The need to use a separate vehicle to collect food waste may increase the cost of rubbish disposal for general businesses, and a more appealing alternative may be to simply install garbage disposal units to flush it down the drain. That is a concern because, while some council waste water treatment systems can cope with that, many can’t.
The Ministry for the Environment estimates processing commercial food waste will require up to $38m of additional infrastructure, but initiatives such as the Foodprint app are attempting to stop leftovers ending up in the bin in the first place.
Foodprint connects 350 food outlets in Auckland, Waikato, Wellington, Nelson and Christchurch with 70,000 users who can snap up unsold items at discount prices, provided they are collected before the premises close.
App founder Michal Garvey says that like food rescue projects to feed the needy, Foodprint is preventing “a decent chunk” of waste from going to landfill. “The climate crisis is here, and we need to do whatever we can to reverse it. Stopping food waste is one of those activities.”
BusinessNZ opposed the mandatory nature of the government’s waste minimisation strategy, and advocacy director Catherine Beard says it wanted measures to be voluntary, especially since many councils are yet to get the “back end” of waste disposal sorted.

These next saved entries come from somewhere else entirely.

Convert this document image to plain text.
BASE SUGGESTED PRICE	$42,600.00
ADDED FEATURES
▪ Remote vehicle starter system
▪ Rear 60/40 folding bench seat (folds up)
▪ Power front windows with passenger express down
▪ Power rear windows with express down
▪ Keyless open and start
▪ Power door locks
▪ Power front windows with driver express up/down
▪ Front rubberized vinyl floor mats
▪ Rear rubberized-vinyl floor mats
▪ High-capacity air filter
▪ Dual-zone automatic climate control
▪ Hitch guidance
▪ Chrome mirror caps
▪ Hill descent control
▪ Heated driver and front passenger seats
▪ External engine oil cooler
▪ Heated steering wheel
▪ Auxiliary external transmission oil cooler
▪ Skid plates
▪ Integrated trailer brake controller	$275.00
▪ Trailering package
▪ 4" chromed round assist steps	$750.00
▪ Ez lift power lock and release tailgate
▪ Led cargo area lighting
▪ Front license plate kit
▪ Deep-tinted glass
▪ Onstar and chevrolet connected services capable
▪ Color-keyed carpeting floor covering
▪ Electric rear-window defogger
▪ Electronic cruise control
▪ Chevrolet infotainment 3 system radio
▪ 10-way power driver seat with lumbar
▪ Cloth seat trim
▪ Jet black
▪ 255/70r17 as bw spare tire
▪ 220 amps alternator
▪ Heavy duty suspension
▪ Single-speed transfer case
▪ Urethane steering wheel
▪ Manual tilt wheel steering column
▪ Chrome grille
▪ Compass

In some US states mandatory collection of food scraps is limited to businesses that produce or sell food, while others include all businesses generating food waste above a certain level. Scottish businesses producing more than 5kg of food scraps per week have had to divert them from landfill since 2015.

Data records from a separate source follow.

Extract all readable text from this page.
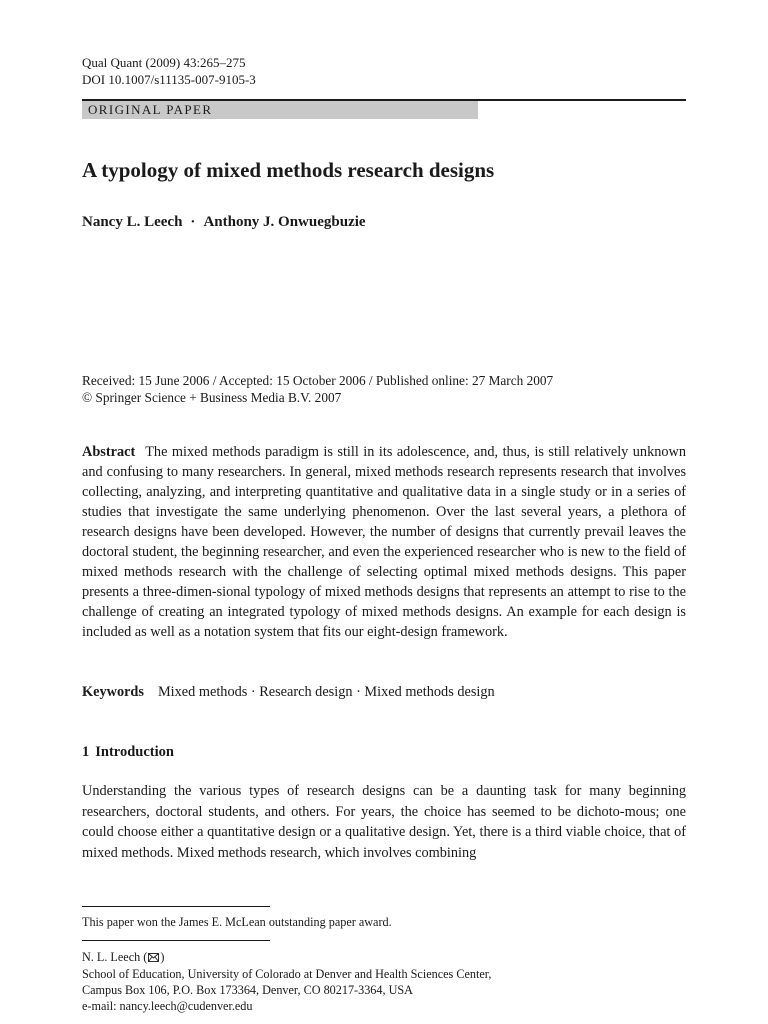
Qual Quant (2009) 43:265–275
DOI 10.1007/s11135-007-9105-3
ORIGINAL PAPER
A typology of mixed methods research designs
Nancy L. Leech · Anthony J. Onwuegbuzie
Received: 15 June 2006 / Accepted: 15 October 2006 / Published online: 27 March 2007
© Springer Science + Business Media B.V. 2007
Abstract The mixed methods paradigm is still in its adolescence, and, thus, is still relatively unknown and confusing to many researchers. In general, mixed methods research represents research that involves collecting, analyzing, and interpreting quantitative and qualitative data in a single study or in a series of studies that investigate the same underlying phenomenon. Over the last several years, a plethora of research designs have been developed. However, the number of designs that currently prevail leaves the doctoral student, the beginning researcher, and even the experienced researcher who is new to the field of mixed methods research with the challenge of selecting optimal mixed methods designs. This paper presents a three-dimen-sional typology of mixed methods designs that represents an attempt to rise to the challenge of creating an integrated typology of mixed methods designs. An example for each design is included as well as a notation system that fits our eight-design framework.
Keywords Mixed methods · Research design · Mixed methods design
1 Introduction
Understanding the various types of research designs can be a daunting task for many beginning researchers, doctoral students, and others. For years, the choice has seemed to be dichoto-mous; one could choose either a quantitative design or a qualitative design. Yet, there is a third viable choice, that of mixed methods. Mixed methods research, which involves combining
This paper won the James E. McLean outstanding paper award.
N. L. Leech ( )
School of Education, University of Colorado at Denver and Health Sciences Center,
Campus Box 106, P.O. Box 173364, Denver, CO 80217-3364, USA
e-mail: nancy.leech@cudenver.edu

Beard argues that international examples don’t work in New Zealand because of the geography of the country, and the number of small businesses where food makes up a tiny part of their waste stream, so it is a matter of finding solutions that are affordable, practical and effective.
“[Otherwise] you end up with a feel-good policy that costs a lot, but is not that impactful in terms of the problem you are trying to solve.”

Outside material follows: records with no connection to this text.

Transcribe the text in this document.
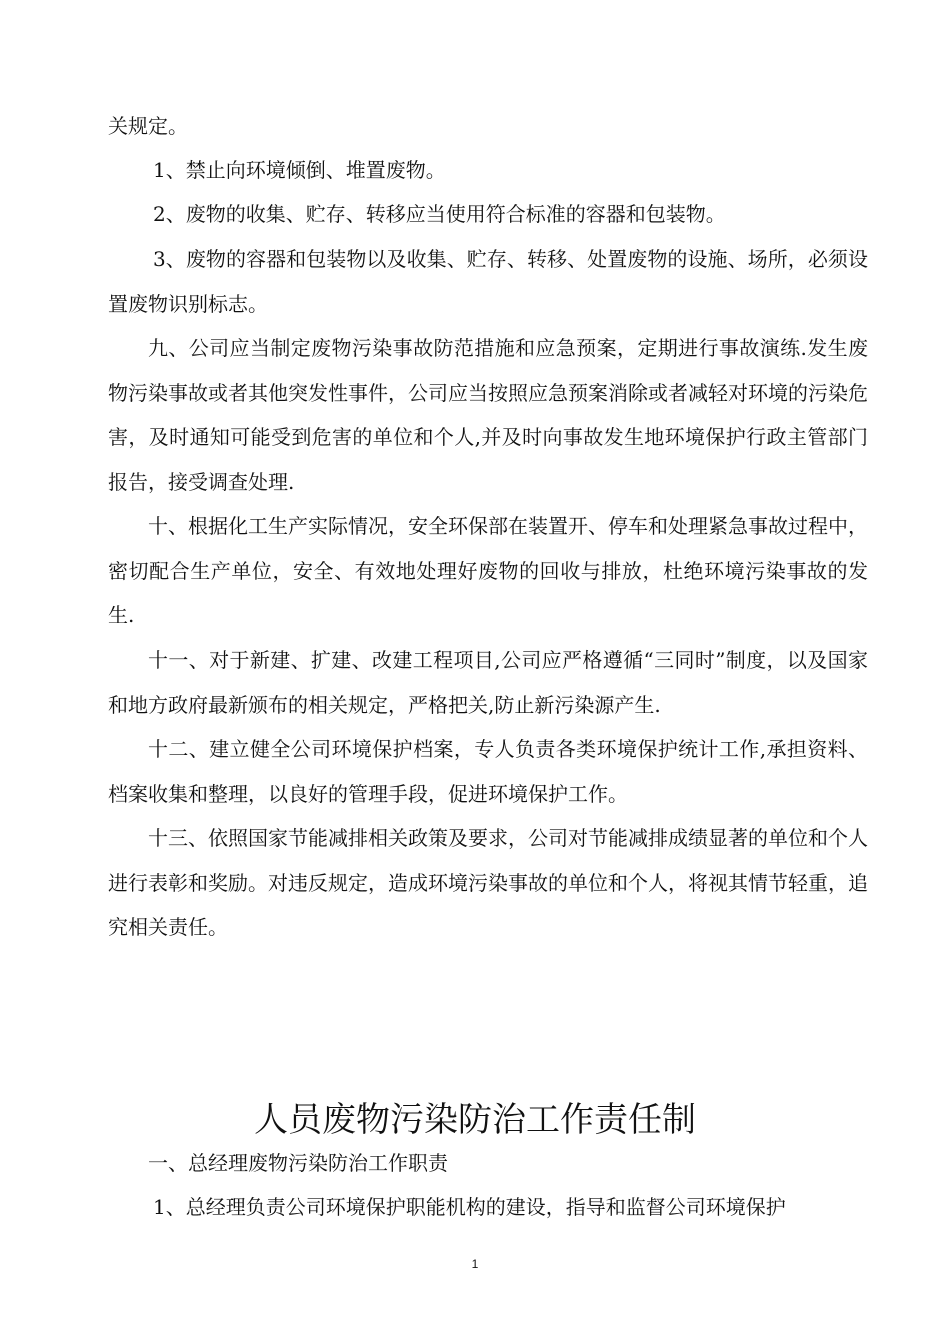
关规定。

1、禁止向环境倾倒、堆置废物。

2、废物的收集、贮存、转移应当使用符合标准的容器和包装物。

3、废物的容器和包装物以及收集、贮存、转移、处置废物的设施、场所，必须设置废物识别标志。

九、公司应当制定废物污染事故防范措施和应急预案，定期进行事故演练.发生废物污染事故或者其他突发性事件，公司应当按照应急预案消除或者减轻对环境的污染危害，及时通知可能受到危害的单位和个人,并及时向事故发生地环境保护行政主管部门报告，接受调查处理.

十、根据化工生产实际情况，安全环保部在装置开、停车和处理紧急事故过程中，密切配合生产单位，安全、有效地处理好废物的回收与排放，杜绝环境污染事故的发生.

十一、对于新建、扩建、改建工程项目,公司应严格遵循“三同时”制度，以及国家和地方政府最新颁布的相关规定，严格把关,防止新污染源产生.

十二、建立健全公司环境保护档案，专人负责各类环境保护统计工作,承担资料、档案收集和整理，以良好的管理手段，促进环境保护工作。

十三、依照国家节能减排相关政策及要求，公司对节能减排成绩显著的单位和个人进行表彰和奖励。对违反规定，造成环境污染事故的单位和个人，将视其情节轻重，追究相关责任。

人员废物污染防治工作责任制

一、总经理废物污染防治工作职责

1、总经理负责公司环境保护职能机构的建设，指导和监督公司环境保护

1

The government has progressively increased the national waste disposal levy charged per tonne of material taken to landfill, and it now covers construction and demolition landfills as well as municipal ones taking household waste.
BusinessNZ says levy revenue has gone from about $36m in 2020 to $250m this year, and with half of it going to councils for waste minimisation projects, Beard would like more transparency over how it is spent.
The Ministry for the Environment says applications for more than $1m are assessed by an independent waste investment panel and minister David Parker makes the final decision. It currently has $120m in funding available, and has so far received 36 proposals for organic processing facilities, 12 of them in the South Island.
Kimberly Hope chairs the territorial authority arm of Waste Management Institute New Zealand (WasteMINZ) and she says councils are working together to address waste issues. In Taranaki, where she is the resource recovery manager for the New Plymouth District Council, three councils and major food processors are planning an organics processing facility that would do away with the need to transport waste out of the region.
In small towns where there is no commercial food waste collection for businesses, one option is for councils to charge businesses a targeted rate for inclusion in residential kerbside services, but Hope is unsure how that would work because of the volumes involved. “They might need larger receptacles, they might need one or two collections a week, and the more diversity you offer, the higher the cost to deliver those services.”
Hope says it is unfair to lump more costs on to ratepayers. “Businesses should take responsibility for their waste and pay for it themselves, councils can assist in making sure services are available, but they don’t necessarily need to provide them.”